Facile tuning Non-radical/Radical oxidation by nitrogen doping on Fe-S doped carbonaceous catalysts for peroxymonosulfate activation

In this paper, iron-sulfur-nitrogen co-doped carbonaceous materials (Fe@SxNyC) was prepared by doping N during the preparation of iron-sulfur co-doped carbonaceous material (Fe@SC), which was used to activate PMS and effectively modulate the radical and non-radical oxidation pathways in the catalytic system to achieve efficient degradation of sulfamerazine (SMR). N doping introduced multiple N sites (graphitic N, pyridinic N and pyrrolic N) in the Fe@SxNyC while promoting the generation of thiophene sulfur of the pristine active sites. Meanwhile, N doping introduced more defects in Fe@S4NC and thus exhibited better catalytic activity than Fe@SC, promoting the decomposition of PMS with a maximum k value (0.1721 min−1).
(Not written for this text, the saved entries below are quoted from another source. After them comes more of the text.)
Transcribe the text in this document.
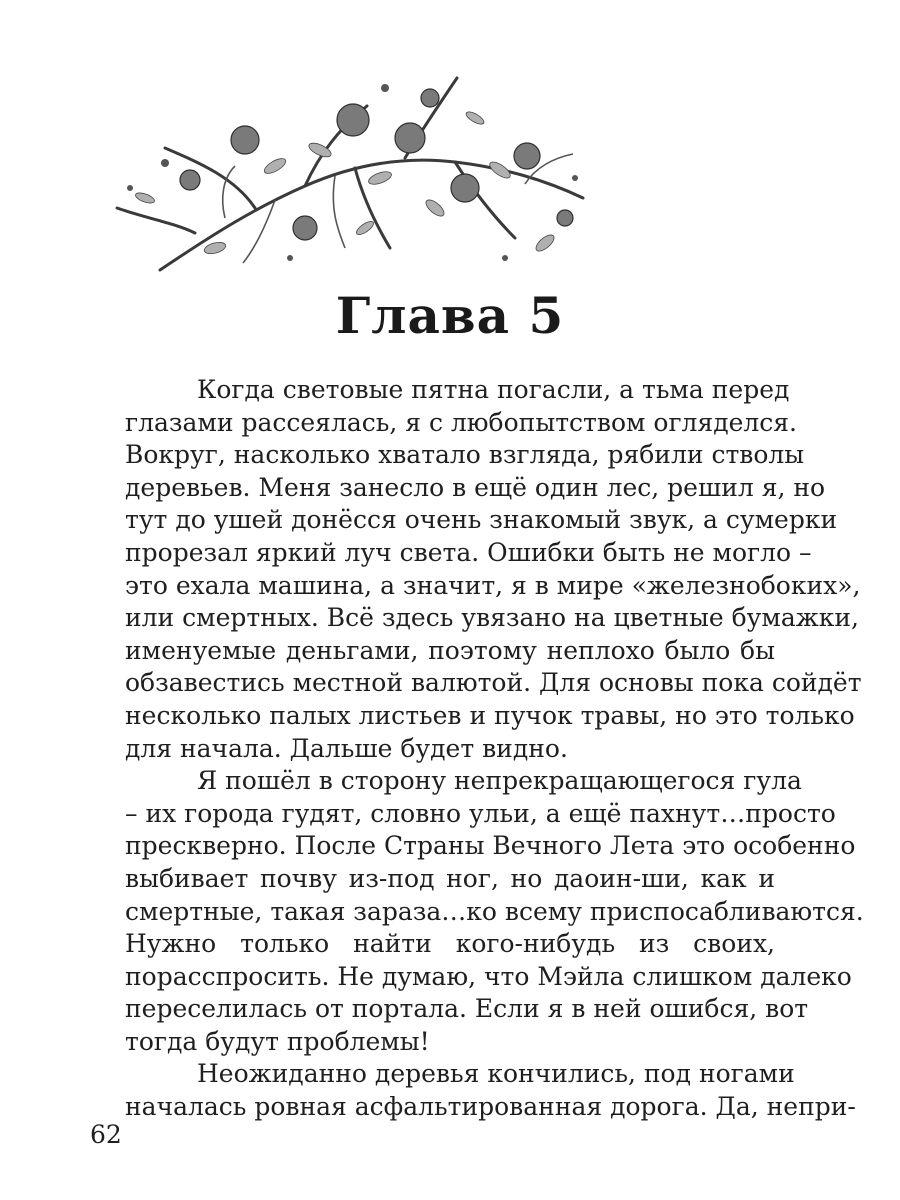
Глава 5
Когда световые пятна погасли, а тьма перед
глазами рассеялась, я с любопытством огляделся.
Вокруг, насколько хватало взгляда, рябили стволы
деревьев. Меня занесло в ещё один лес, решил я, но
тут до ушей донёсся очень знакомый звук, а сумерки
прорезал яркий луч света. Ошибки быть не могло –
это ехала машина, а значит, я в мире «железнобоких»,
или смертных. Всё здесь увязано на цветные бумажки,
именуемые деньгами, поэтому неплохо было бы
обзавестись местной валютой. Для основы пока сойдёт
несколько палых листьев и пучок травы, но это только
для начала. Дальше будет видно.
Я пошёл в сторону непрекращающегося гула
– их города гудят, словно ульи, а ещё пахнут…просто
прескверно. После Страны Вечного Лета это особенно
выбивает почву из-под ног, но даоин-ши, как и
смертные, такая зараза…ко всему приспосабливаются.
Нужно только найти кого-нибудь из своих,
порасспросить. Не думаю, что Мэйла слишком далеко
переселилась от портала. Если я в ней ошибся, вот
тогда будут проблемы!
Неожиданно деревья кончились, под ногами
началась ровная асфальтированная дорога. Да, непри-
62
Notably, the involvement of nitrogen shifted the cooperative oxidation reaction from a non-radical (1O2) to a radical-dominated (SO4·–) oxidation pathway with more oxidative intensity, resulting in deeper mineralization of organic pollutants. Moreover, compared with Fe@SC/PMS system, the radical-dominated Fe@S4NC/PMS system had better cycling stability, and the efficiency of SMR degradation could still reach 85 % after 4 cycles. The prepared Fe@S4NC catalytic ceramic membrane exhibited stable water flux and exceptional catalytic activity, demonstrating that Fe@S4NC had good potential for practical applications. This work elucidated the improvement of the catalytic mechanism of iron-carbon based materials by doping with various heteroatoms and provided a theoretical basis to design Fenton-like heterogeneous catalysts suitable for different water matrix.